The Great Fishing Battle of 2017

Have you ever been hit over the head with a fishing rod? I have. I didn’t think I’d ever be admitted to hospital with concussion from a fishing-rod related incident, but there you go…life is just full of surprises.

The Annual Book Club Fishing Trip has always been a time of great peace, much like actual book club meetings. I suggested it years ago as a way to get the club outdoors, but also not have anyone shy away due to intense physical activity. I figured…well, I know about fishing rod holders and boat types and the whole industry, and everyone’s just going to spend the whole time reading anyway, so why not? And it was a success! It actually brought people into the book club, since everyone wanted a piece of the action. Not much ‘action’, but…well, i think it became pretty far known that we were a book club with a twist.

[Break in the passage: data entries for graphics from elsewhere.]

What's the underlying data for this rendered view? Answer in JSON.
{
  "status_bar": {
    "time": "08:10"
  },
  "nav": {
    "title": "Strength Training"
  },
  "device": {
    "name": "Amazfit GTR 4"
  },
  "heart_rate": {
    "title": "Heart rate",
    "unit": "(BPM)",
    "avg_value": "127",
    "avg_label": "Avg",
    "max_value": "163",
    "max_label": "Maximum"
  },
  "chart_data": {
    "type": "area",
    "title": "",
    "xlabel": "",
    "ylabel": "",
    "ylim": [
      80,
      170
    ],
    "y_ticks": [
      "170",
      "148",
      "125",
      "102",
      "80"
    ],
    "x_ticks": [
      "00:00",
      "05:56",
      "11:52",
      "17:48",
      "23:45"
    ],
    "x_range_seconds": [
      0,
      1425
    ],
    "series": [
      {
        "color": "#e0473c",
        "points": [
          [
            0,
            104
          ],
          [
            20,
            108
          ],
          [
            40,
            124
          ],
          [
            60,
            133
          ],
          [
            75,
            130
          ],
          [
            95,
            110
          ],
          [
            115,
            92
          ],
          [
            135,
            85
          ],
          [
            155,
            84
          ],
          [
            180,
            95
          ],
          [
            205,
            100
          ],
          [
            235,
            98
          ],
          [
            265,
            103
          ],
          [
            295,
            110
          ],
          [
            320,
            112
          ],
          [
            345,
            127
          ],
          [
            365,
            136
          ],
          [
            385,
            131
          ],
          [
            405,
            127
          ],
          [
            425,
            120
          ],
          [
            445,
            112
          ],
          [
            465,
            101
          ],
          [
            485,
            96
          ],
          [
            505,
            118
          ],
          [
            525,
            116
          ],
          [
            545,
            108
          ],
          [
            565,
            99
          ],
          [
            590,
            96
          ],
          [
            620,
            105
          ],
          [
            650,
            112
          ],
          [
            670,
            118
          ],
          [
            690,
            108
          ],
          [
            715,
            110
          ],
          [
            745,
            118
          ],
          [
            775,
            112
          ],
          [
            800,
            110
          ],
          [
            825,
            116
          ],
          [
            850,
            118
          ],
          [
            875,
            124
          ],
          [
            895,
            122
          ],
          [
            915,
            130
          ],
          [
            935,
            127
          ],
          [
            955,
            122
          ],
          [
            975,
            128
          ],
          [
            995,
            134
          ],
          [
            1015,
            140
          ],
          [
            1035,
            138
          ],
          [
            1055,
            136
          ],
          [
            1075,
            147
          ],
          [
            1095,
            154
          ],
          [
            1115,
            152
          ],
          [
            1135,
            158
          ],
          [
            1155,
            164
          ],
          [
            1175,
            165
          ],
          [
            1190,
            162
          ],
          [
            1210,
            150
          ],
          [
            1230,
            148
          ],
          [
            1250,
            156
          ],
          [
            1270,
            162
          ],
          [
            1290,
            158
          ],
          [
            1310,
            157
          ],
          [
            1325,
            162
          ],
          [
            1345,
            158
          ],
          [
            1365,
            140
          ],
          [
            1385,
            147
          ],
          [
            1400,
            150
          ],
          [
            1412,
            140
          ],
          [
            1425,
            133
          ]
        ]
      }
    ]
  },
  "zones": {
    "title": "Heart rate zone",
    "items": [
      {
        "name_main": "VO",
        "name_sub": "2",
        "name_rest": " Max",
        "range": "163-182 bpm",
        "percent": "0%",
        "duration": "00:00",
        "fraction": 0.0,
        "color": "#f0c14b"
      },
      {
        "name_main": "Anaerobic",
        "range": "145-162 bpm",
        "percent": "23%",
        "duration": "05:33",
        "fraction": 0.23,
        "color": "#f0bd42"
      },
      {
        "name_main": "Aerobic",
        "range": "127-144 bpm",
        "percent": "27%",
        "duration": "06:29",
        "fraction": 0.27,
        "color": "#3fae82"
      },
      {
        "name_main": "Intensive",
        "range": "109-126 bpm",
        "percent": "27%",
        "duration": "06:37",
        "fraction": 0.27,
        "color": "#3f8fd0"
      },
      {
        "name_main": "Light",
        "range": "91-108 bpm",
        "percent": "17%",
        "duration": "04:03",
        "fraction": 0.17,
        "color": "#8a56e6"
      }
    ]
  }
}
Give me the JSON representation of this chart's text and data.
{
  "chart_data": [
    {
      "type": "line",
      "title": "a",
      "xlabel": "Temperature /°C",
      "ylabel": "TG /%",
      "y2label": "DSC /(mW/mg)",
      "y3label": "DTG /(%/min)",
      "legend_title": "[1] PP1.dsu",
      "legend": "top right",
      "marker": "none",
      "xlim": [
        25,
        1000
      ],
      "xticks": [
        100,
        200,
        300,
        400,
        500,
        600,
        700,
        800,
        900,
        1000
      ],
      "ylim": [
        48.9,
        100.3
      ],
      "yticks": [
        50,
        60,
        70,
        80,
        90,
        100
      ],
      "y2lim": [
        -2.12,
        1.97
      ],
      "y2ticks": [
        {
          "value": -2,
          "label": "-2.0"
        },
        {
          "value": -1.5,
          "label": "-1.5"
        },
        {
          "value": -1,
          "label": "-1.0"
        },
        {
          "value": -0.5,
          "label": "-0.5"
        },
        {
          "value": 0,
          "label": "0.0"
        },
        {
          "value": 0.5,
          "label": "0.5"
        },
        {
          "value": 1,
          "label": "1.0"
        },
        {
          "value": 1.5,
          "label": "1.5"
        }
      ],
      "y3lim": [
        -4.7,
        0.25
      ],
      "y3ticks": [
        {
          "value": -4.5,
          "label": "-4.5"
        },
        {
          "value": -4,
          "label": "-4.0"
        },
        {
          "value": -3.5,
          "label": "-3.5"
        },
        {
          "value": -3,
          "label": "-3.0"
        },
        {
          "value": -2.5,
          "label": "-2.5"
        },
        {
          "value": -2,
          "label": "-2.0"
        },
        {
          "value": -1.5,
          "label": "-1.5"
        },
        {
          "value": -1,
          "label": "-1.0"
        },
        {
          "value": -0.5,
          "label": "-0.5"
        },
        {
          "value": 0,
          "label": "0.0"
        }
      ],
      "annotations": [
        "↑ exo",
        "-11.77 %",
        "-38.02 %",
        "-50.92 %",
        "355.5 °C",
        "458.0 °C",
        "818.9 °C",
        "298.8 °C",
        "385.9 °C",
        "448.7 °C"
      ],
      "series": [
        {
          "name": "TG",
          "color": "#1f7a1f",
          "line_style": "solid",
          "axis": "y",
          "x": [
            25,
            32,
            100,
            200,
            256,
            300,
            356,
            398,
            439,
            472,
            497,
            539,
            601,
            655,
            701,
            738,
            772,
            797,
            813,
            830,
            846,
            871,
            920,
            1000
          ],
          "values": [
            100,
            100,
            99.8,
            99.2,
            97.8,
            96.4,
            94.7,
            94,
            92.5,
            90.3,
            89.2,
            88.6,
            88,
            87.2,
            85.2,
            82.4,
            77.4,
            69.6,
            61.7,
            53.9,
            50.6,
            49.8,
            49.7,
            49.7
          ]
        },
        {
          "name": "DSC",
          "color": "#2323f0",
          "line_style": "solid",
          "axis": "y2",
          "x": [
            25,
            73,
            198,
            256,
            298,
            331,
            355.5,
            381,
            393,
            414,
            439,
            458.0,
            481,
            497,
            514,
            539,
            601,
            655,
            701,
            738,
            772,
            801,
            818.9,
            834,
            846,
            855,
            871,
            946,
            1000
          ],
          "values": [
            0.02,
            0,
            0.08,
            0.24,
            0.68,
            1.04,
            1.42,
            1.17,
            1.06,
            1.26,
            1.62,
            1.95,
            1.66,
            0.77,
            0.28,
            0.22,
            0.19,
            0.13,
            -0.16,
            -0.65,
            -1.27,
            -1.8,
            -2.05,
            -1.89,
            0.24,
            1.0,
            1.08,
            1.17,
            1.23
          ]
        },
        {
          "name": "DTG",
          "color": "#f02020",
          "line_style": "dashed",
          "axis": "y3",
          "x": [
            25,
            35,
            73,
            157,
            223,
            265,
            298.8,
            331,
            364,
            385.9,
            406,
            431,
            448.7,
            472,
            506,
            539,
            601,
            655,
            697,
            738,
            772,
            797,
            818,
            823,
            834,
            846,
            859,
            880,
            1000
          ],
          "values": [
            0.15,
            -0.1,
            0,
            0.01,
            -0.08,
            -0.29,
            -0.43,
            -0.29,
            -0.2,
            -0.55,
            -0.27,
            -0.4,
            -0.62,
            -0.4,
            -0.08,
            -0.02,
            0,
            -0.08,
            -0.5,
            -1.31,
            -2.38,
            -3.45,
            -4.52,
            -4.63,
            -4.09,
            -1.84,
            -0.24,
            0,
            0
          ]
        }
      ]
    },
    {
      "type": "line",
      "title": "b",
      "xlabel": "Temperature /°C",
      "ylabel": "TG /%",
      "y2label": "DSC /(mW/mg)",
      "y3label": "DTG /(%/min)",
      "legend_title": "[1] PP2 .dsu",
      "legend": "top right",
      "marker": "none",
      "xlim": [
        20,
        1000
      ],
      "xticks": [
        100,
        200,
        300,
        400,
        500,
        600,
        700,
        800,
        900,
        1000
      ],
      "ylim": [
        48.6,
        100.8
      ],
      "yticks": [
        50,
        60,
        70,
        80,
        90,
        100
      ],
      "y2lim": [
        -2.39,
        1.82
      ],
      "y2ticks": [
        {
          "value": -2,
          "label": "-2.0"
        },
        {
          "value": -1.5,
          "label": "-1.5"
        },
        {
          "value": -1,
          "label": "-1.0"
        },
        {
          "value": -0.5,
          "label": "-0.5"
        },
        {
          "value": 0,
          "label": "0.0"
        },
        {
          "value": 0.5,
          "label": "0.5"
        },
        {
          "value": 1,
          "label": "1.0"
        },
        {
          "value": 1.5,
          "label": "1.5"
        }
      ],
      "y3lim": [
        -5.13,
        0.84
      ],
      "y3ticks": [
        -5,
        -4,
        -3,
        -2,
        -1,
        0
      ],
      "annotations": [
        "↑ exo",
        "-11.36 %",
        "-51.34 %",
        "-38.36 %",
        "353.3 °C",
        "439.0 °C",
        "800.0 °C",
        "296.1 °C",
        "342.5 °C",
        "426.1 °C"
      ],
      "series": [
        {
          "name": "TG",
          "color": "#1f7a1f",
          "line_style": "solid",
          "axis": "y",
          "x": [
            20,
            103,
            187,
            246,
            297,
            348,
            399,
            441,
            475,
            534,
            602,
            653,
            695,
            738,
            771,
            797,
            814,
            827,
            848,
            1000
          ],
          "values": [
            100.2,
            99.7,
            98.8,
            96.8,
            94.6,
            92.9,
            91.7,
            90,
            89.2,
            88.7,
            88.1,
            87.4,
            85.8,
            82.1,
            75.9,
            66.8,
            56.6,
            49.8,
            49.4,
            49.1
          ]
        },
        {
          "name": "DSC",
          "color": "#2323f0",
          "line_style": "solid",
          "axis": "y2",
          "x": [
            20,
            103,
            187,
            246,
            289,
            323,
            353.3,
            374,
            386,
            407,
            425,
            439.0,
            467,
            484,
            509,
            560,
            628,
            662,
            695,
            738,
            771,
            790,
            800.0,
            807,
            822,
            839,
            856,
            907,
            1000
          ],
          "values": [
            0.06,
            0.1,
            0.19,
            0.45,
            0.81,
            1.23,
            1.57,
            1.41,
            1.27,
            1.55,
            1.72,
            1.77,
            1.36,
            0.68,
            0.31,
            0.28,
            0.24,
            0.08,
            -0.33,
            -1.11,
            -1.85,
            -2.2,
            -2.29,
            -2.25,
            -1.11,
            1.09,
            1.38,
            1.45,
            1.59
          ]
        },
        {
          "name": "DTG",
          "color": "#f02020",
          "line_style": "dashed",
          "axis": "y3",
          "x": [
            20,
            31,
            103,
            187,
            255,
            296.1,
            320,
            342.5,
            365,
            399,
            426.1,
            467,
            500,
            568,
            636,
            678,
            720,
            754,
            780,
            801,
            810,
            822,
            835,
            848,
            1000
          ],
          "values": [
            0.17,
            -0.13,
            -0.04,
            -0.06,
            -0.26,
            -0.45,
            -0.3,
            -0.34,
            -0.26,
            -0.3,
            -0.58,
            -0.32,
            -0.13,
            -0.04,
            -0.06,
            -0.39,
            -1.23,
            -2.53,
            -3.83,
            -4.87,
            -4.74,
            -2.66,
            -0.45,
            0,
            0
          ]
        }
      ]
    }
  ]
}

I got all my book friends into fishing, the club grew, and so eventually we had over seventy people lining up for the fishing trip. And all I did was suggest we study ‘Catch of the Day: A History of Rod Holders’. I just thought everyone would like to learn more about the industry, you know? But someone started a massive argument over whether plate alloy boats were a better and more efficient option than traditional wooden ones. Things flared up, and to be honest, I think there was a lot of tension this year after the whole coffee spill incident. The fuse was lit…and then Anthea just blurted out that  she’d always thought that ‘To Kill a Mocking Nerd’ was THE worst book ever written. You know, the most polarizing book in the club’s entire history. There was no going back. The battle raged across boats. I tried to stop it, but 92-year-old Bert Willsby smacked me over the head with his fishing rod and sent me to hospital.

I just…wanted people to learn about fishing, snapper racks and the joys of reading on the water. I never wanted this.


People Should Sail More

There are a great many materials that aren’t good for boats. Paper is definitely one of them…but after yesterday’s fiasco, everyone knows that. It still happens every year, we try to tell them not to, but…they still do it! What a joy, year after year.

Still, I feel like boats are steadily growing more and more obscure every year. Maybe that’s because they’re a bit of a commitment, and the whole world now runs on activities that can be completed with your butt in a seat. Still…it’s not exactly a golden age of boating. Ask your average person in Melbourne about anchor winch maintenance, and they won’t really know because they’ve never been taught. It seems as if the only way you know about boating culture is if you were born into it.

Maybe I’m wrong, and that’s just the way it’s always been. Or maybe I’m projecting! Perhaps my love of the sea is clouding my judgement, and I just think everyone should like the same things as me. Still, I really do genuinely believe that people are missing out. There’s no feeling quite like cruising around a bay in your very own vessel, or even just going for a ride in someone else’s. For creatures with no real swimming ability compared to the species that live in the sea, it sure does feel right to be out there, with the wind in your face and the sea spray all around. People have always loved the sea; it’s why so many cities are built right next to them. Well, that and trade.

Okay, so maintaining your own boat is a chore at times. Melbourne based outboard motor repairs companies are pretty good, though…it’s not like you won’t find someone to help you out.

I don’t know. I just think everyone should try owning a boat, or at least getting down to the docks every once in awhile. You’ll almost certainly have a great time.